Monday, Oct. 08, 1934

Meteors

Anyone watching the sky on a clear night is likely to see two or three meteors. As flaming bits of matter they usually disintegrate and disappear scores of miles up. Far less frequent are meteors big enough to make a daytime display and send fragments visibly hurtling to earth as meteorites. Yet within 24 hours last week two such phenomena caused excitement on opposite sides of the U. S.

One afternoon a metallic mass swooped in a long arc over Maine and Massachusetts. Groundlings saw its orange-red path, heard a mighty rumbling and hissing. Somewhere above the Massachusetts coastline the meteor exploded. At Salisbury Beach a crowd of Emergency Relief workers saw a fireball drop into the sea, cringed as another fragment thudded into the ground a scant 100 ft. away. One worker hastened to the spot, found the meteorite too hot to handle. A man near Newburyport saw a fireball with a 15 ft. trail splash into the ocean a half-mile from shore. Over Cape Cod a cloud of smoke which obscured the sun was reported. Elsewhere at least six other meteorites were declared to have fallen in the water or on land. Only meteorite recovered was the Salisbury Beach fragment. When cool enough to pick up it was found to be a pitted, fused, 1-lb. mass. Astronomers at Harvard Observatory eagerly accepted it for analysis.

Next morning at dawn a United Airliner with eight dozing passengers was flying west over Solano County, Calif., at 7,000 ft. Co-pilot Archie Anderson had the wheel; the pilot was in the passengers' cabin. Suddenly Anderson saw a great dazzling ball in his path which he afterward said was as "big as a house." Instinctively he whipped his plane into a bank. The passengers snapped awake and the pilot rushed forward in time to see the meteor shatter like a mammoth bomb. Glowing fragments streamed past, plunged earthward. The plane was unharmed. But on the ground a truck driver who saw the meteor telephoned police that a burning airplane was falling. California astronomers thought it likely that the phenomenon was, in reality, miles away from the airliner.
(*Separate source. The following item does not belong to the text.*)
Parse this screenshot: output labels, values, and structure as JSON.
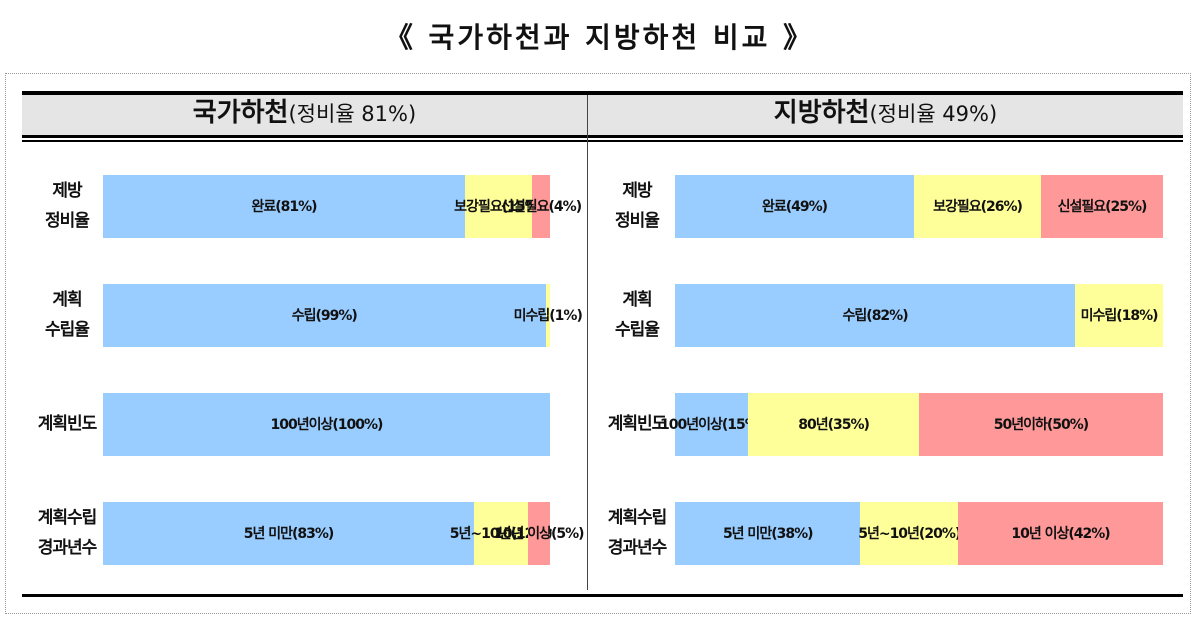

If the meteor had wrecked the plane and killed the occupants, it would have been the first incontrovertible instance of such hail from outer space causing loss of human life. No one knows whether the mountainous mass that shook North Central Siberia in 1908, or the prehistoric fall that dug Meteor Crater 4,000 ft. wide in Arizona, killed anyone or not. But several close shaves are well known to connoisseurs of meteoritics. In 1827 a man was injured by a fall at Mhow, India. In 1836 cattle were reported killed by a meteoric shower in Brazil. In 1847 two iron meteorites totaling 85 Ib. plunged through the roof of a room in Braunau, Bohemia where three children were sleeping. In 1917 a 150-lb. stone fell within the town limits of Colby, Wis. In 1924 a 14- Ib. stone hit a Colorado highway a few feet behind a funeral procession. Last year in France a burning farmhouse in which three persons perished was thought by neighbors--but not proved--to have been fired by a meteorite. Colorado's Harvey Harlow Nininger, meteor expert and author of Our Stone-Pelted Planet, believes it only a question of time before a catastrophe unquestionably involving human life will be caused by a meteoric fall.